“Basically, if you witness someone overdosing on any type of drug, you will be protected by this law. If you call 911, you are considered a Good Samaritan, and you will not be prosecuted. However, there are some effects of the law if you already have charges on you. If you have a warrant out for your arrest, you do have to know that the law will not cover you then,” said Family Peer Support Substance Use Specialist Carin Miller.
It’s called the Good Samaritan Law.
Maryland State officials saw a need for people to be aware of it, and that’s why the Maryland Coalition of Families recently got a state-funded grant.
“There are seven peer support group specialists in the state, and each of us do one to two presentations a week. We go to law enforcement, fire houses [and] places of worship, [and] we do community presentations,” said Miller.
Located in Frederick, the Crossroads Center is known for helping people on their road to recovery. It’s also one of the places where MCF’s Peer Support Substance Use Specialist Carin Miller goes to spread the word.

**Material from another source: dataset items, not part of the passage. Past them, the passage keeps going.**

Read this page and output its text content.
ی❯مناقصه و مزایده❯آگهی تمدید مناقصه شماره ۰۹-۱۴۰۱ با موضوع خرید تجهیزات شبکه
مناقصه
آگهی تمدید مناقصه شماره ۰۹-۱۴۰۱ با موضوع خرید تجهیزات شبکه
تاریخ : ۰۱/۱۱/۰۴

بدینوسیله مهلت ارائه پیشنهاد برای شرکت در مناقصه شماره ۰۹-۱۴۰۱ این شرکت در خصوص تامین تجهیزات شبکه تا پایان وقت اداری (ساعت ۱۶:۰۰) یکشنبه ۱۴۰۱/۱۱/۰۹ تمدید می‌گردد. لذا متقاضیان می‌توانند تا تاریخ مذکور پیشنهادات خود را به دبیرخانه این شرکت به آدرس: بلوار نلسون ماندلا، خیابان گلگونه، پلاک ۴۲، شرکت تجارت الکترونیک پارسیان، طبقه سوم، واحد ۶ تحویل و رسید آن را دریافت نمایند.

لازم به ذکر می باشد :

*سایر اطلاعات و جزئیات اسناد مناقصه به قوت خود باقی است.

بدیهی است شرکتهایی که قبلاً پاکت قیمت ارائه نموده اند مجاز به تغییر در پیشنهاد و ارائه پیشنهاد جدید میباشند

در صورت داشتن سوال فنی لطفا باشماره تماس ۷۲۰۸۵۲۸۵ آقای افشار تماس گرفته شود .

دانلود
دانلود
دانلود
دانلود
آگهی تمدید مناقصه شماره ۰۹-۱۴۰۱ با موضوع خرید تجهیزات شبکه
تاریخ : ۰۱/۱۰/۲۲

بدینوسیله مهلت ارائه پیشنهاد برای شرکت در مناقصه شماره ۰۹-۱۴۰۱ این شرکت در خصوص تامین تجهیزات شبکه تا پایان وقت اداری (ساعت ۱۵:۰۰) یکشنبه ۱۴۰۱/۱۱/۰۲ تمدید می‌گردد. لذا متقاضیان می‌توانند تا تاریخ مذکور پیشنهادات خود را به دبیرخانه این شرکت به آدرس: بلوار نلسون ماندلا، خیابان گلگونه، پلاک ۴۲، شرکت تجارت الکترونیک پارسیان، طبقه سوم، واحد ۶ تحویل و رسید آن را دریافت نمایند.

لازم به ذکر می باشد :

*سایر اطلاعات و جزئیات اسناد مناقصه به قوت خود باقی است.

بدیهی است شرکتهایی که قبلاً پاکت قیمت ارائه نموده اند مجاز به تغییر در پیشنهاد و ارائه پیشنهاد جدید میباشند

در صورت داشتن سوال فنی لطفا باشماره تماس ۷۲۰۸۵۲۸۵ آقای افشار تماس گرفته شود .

“It helps our clientele. It helps us. It gets the word out that you can call and have somebody help no matter what situation they’re in and not fear retaliation or a problem with the legal system,” said Crossroads Center Business Manager Chris Luecking.

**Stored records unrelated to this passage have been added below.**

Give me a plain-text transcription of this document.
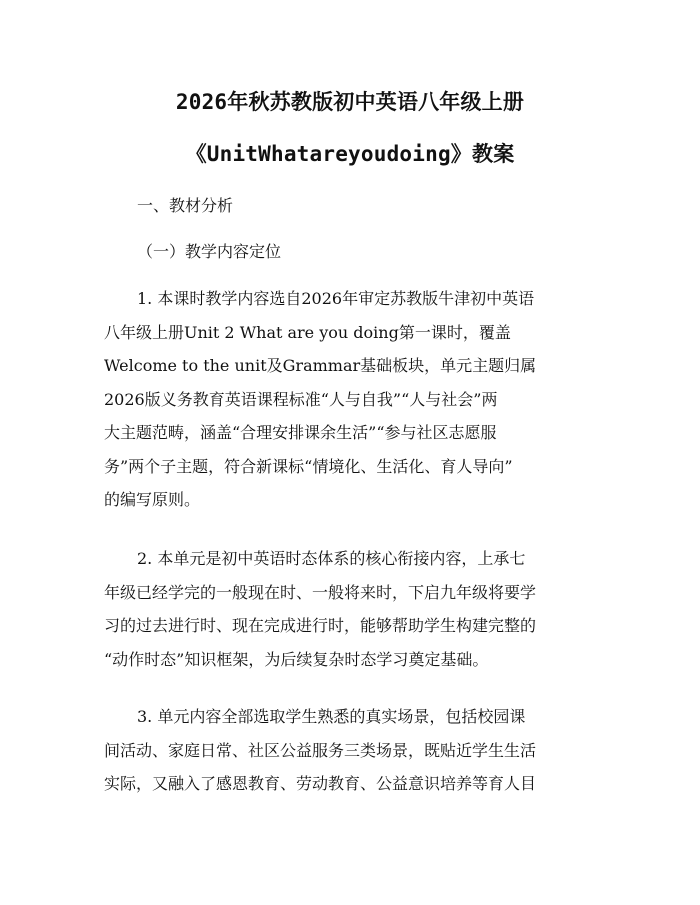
2026年秋苏教版初中英语八年级上册
《UnitWhatareyoudoing》教案
一、教材分析
（一）教学内容定位
1. 本课时教学内容选自2026年审定苏教版牛津初中英语
八年级上册Unit 2 What are you doing第一课时，覆盖
Welcome to the unit及Grammar基础板块，单元主题归属
2026版义务教育英语课程标准“人与自我”“人与社会”两
大主题范畴，涵盖“合理安排课余生活”“参与社区志愿服
务”两个子主题，符合新课标“情境化、生活化、育人导向”
的编写原则。
2. 本单元是初中英语时态体系的核心衔接内容，上承七
年级已经学完的一般现在时、一般将来时，下启九年级将要学
习的过去进行时、现在完成进行时，能够帮助学生构建完整的
“动作时态”知识框架，为后续复杂时态学习奠定基础。
3. 单元内容全部选取学生熟悉的真实场景，包括校园课
间活动、家庭日常、社区公益服务三类场景，既贴近学生生活
实际，又融入了感恩教育、劳动教育、公益意识培养等育人目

Frederick County resident Harry Keller has been clean for three years and said the Crossroads Center has helped him along his road to recovery.

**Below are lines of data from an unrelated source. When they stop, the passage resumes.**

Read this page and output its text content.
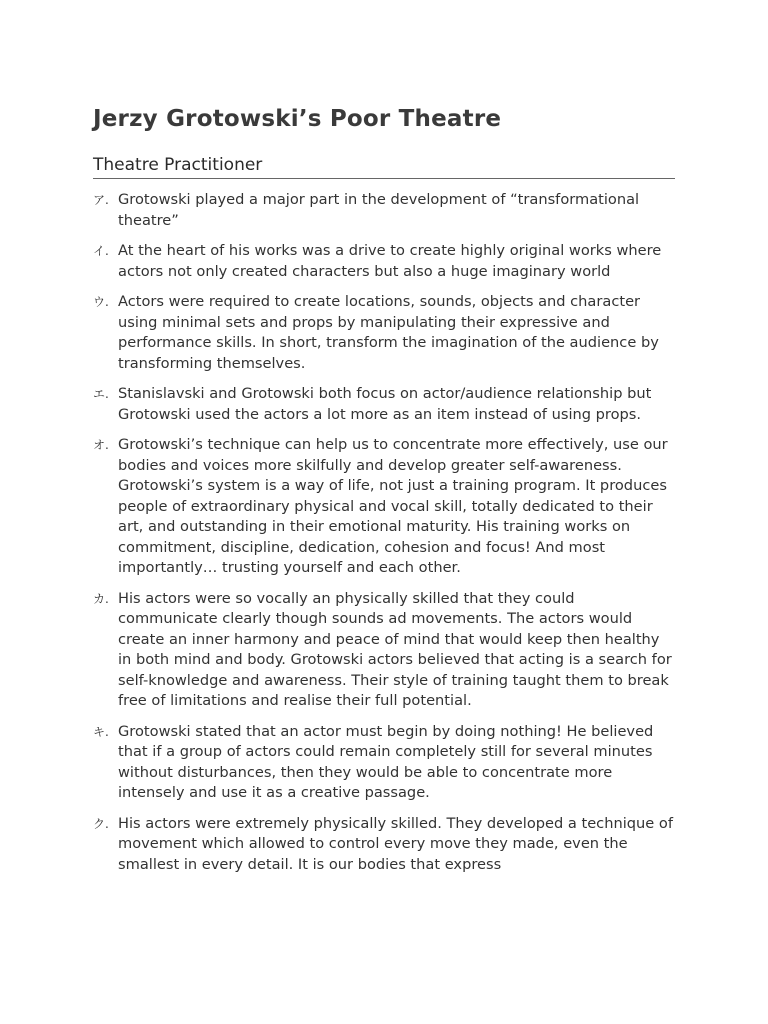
Jerzy Grotowski’s Poor Theatre
Theatre Practitioner
ア. Grotowski played a major part in the development of “transformational theatre”
イ. At the heart of his works was a drive to create highly original works where actors not only created characters but also a huge imaginary world
ウ. Actors were required to create locations, sounds, objects and character using minimal sets and props by manipulating their expressive and performance skills. In short, transform the imagination of the audience by transforming themselves.
エ. Stanislavski and Grotowski both focus on actor/audience relationship but Grotowski used the actors a lot more as an item instead of using props.
オ. Grotowski’s technique can help us to concentrate more effectively, use our bodies and voices more skilfully and develop greater self-awareness. Grotowski’s system is a way of life, not just a training program. It produces people of extraordinary physical and vocal skill, totally dedicated to their art, and outstanding in their emotional maturity. His training works on commitment, discipline, dedication, cohesion and focus! And most importantly… trusting yourself and each other.
カ. His actors were so vocally an physically skilled that they could communicate clearly though sounds ad movements. The actors would create an inner harmony and peace of mind that would keep then healthy in both mind and body. Grotowski actors believed that acting is a search for self-knowledge and awareness. Their style of training taught them to break free of limitations and realise their full potential.
キ. Grotowski stated that an actor must begin by doing nothing! He believed that if a group of actors could remain completely still for several minutes without disturbances, then they would be able to concentrate more intensely and use it as a creative passage.
ク. His actors were extremely physically skilled. They developed a technique of movement which allowed to control every move they made, even the smallest in every detail. It is our bodies that express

He added that he thinks the Good Samaritan Law will help save lives.
“It should save people because people get scared, and they run away, especially ones that are using with the other person. They’re scared they’re going to get in trouble, so they take off and leave them for dead. That’s no good when they could be saved,’ said Keller.
“I suggest everybody Google search the Maryland Good Samaritan Law so that they know exactly what each bullet point entails,” added Miller.